Hava kirliliği dediğimizde, soluduğumuz havadaki küçük parçacıkların yoğunluğundaki artış anlaşılır. Bu parçacıklar akciğerlerden girerek kan yoluyla vücudun her tarafına yayılabilir. Bu sırada kılcal damarları tıkayabilir ya da hücrelere zarar verebilir. Nitekim kalp damar hastalıkları ile hava kirliliği arasında anlamlı ilişki bulunduğuna çok sayıda bilimsel çalışmada rastlamaktayız. Aslında havadaki partiküller solunum yollarının filtre sistemlerince daha başlangıçta elimine edilmekte. Ancak çok ince olanları filtrelerden kaçıp, vücuda girebilirler. Örneğin 2.5 mikrondan küçük olan yanma ürünleri için filtreler anlamlı bir koruma sağlayamazlar. Bunlar arasında benzin, mazot dumanı ya da organik parçacıklar ile metal partikülleri sayılabilir. Toz, polen, küf gibi 2.5 ile 10 mikron arasındakiler ise filtre sistemine takılmakla birlikte, yine de bir kısmı vücuda girebilmekte. Bunlar daha çok inşaat çalışmalarının yoğun olduğu tozlu alanlarda görülür.
Dünya Sağlık Örgütü, gün içinde soluduğumuz 1 metre küp havada 2.5 mikronluk partiküllerin miktarının 15 mikrogramı aşmamasını önermiştir. Oysa kamyon, araba veya otobüslerin yoğun olduğu bölgelerde bu miktar 40 mikrogramı geçmekte. Bazı dünya başkentlerinde ise havada zaten normalde 12 ile 30 mikrogram partikül bulunmakta.
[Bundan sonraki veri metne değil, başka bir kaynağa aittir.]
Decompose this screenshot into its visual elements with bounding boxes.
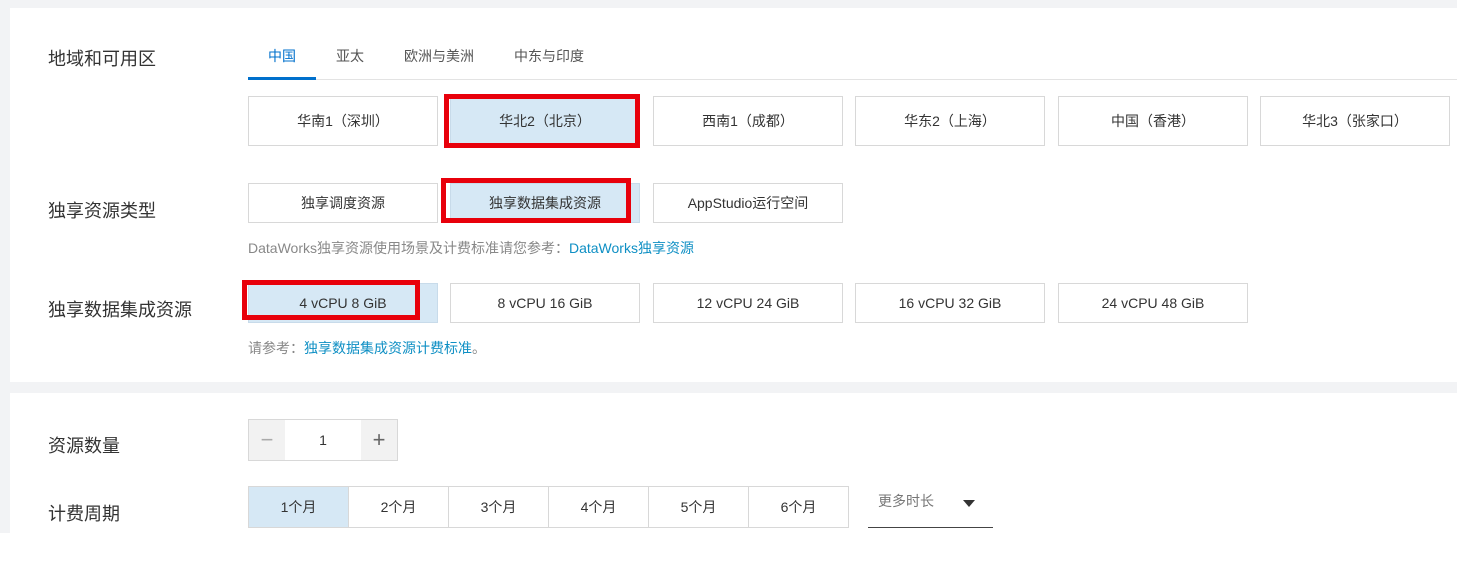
- purchase-card: 资源数量 − 1 + 计费周期 1个月 2个月 3个月 4个月 5个月 6个月 …: [10, 393, 1457, 533]
- resource-type-scheduling[interactable]: 独享调度资源: [248, 183, 438, 223]
- region-option-shanghai[interactable]: 华东2（上海）: [855, 96, 1045, 146]
- dataworks-resource-link[interactable]: DataWorks独享资源: [569, 240, 694, 256]
- tab-middle-east-india[interactable]: 中东与印度: [494, 38, 604, 80]
- region-label: 地域和可用区: [48, 49, 156, 69]
- quantity-stepper: − 1 +: [248, 419, 398, 461]
- region-option-chengdu[interactable]: 西南1（成都）: [653, 96, 843, 146]
- resource-type-integration[interactable]: 独享数据集成资源: [450, 183, 640, 223]
- integration-resource-hint: 请参考：独享数据集成资源计费标准。: [248, 338, 486, 358]
- region-option-beijing[interactable]: 华北2（北京）: [450, 96, 640, 146]
- period-2-month[interactable]: 2个月: [348, 486, 449, 528]
- increment-button[interactable]: +: [361, 420, 397, 460]
- quantity-label: 资源数量: [48, 436, 120, 456]
- decrement-button[interactable]: −: [249, 420, 285, 460]
- region-option-hongkong[interactable]: 中国（香港）: [1058, 96, 1248, 146]
- billing-period-group: 1个月 2个月 3个月 4个月 5个月 6个月: [248, 486, 849, 528]
- integration-hint-prefix: 请参考：: [248, 340, 304, 356]
- period-3-month[interactable]: 3个月: [448, 486, 549, 528]
- period-5-month[interactable]: 5个月: [648, 486, 749, 528]
- bottom-blank-area: [0, 533, 1457, 566]
- resource-type-hint: DataWorks独享资源使用场景及计费标准请您参考：DataWorks独享资源: [248, 238, 694, 258]
- billing-cycle-label: 计费周期: [48, 504, 120, 524]
- spec-12vcpu[interactable]: 12 vCPU 24 GiB: [653, 283, 843, 323]
- integration-resource-label: 独享数据集成资源: [48, 300, 192, 320]
- region-option-zhangjiakou[interactable]: 华北3（张家口）: [1260, 96, 1450, 146]
- resource-type-label: 独享资源类型: [48, 201, 156, 221]
- resource-type-appstudio[interactable]: AppStudio运行空间: [653, 183, 843, 223]
- region-tabs: 中国 亚太 欧洲与美洲 中东与印度: [248, 38, 1457, 80]
- integration-hint-suffix: 。: [472, 340, 486, 356]
- tab-china[interactable]: 中国: [248, 38, 316, 80]
- integration-billing-link[interactable]: 独享数据集成资源计费标准: [304, 340, 472, 356]
- tab-asia-pacific[interactable]: 亚太: [316, 38, 384, 80]
- caret-down-icon: [963, 500, 975, 507]
- spec-8vcpu[interactable]: 8 vCPU 16 GiB: [450, 283, 640, 323]
- period-6-month[interactable]: 6个月: [748, 486, 849, 528]
- configuration-card: 地域和可用区 中国 亚太 欧洲与美洲 中东与印度 华南1（深圳） 华北2（北京）…: [10, 8, 1457, 382]
- spec-24vcpu[interactable]: 24 vCPU 48 GiB: [1058, 283, 1248, 323]
- spec-16vcpu[interactable]: 16 vCPU 32 GiB: [855, 283, 1045, 323]
- tab-europe-americas[interactable]: 欧洲与美洲: [384, 38, 494, 80]
- more-duration-label: 更多时长: [878, 493, 934, 509]
- region-option-shenzhen[interactable]: 华南1（深圳）: [248, 96, 438, 146]
- period-4-month[interactable]: 4个月: [548, 486, 649, 528]
- more-duration-dropdown[interactable]: 更多时长: [868, 486, 993, 528]
- quantity-value[interactable]: 1: [285, 420, 361, 460]
- resource-type-hint-text: DataWorks独享资源使用场景及计费标准请您参考：: [248, 240, 569, 256]
- period-1-month[interactable]: 1个月: [248, 486, 349, 528]
- spec-4vcpu[interactable]: 4 vCPU 8 GiB: [248, 283, 438, 323]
Bu da gösteriyor ki, günlük hayatımızda kirli havaya oldukça sık maruz kalmaktayız.
Hava kirliliğinin nedenine bağlı olarak değerlendirildiğinde ise, yoğun trafiği olan yerlerde vücuda kolayca girebilen 2.5 mikronluk partiküllere maruz kalındığında sperm hareketinde %3.6 düşüş olurken, inşaat alanları gibi tozlu yerlerdeki 10 mikronluk partiküllerin kısmen de olsa filtrelerde tutulması sonucu bu düşüş %2.4 olmakta. Buradan da anlaşılıyor ki, hangi tür olursa olsun kirli hava bir şekilde üreme sağlığını etkilemekte. Dolayısıyla hava kirliliği ile mücadelenin önemi vurgulanırken kısırlık açısından da ele alınması özellikle genç çiftler için dikkate alınmalıdır. Kovid-19 salgını ile uğraştığımız şu günlerde edindiğimiz sokakta maske takma alışkanlığımız belki bu bakımdan da bir fayda sağlayabilir.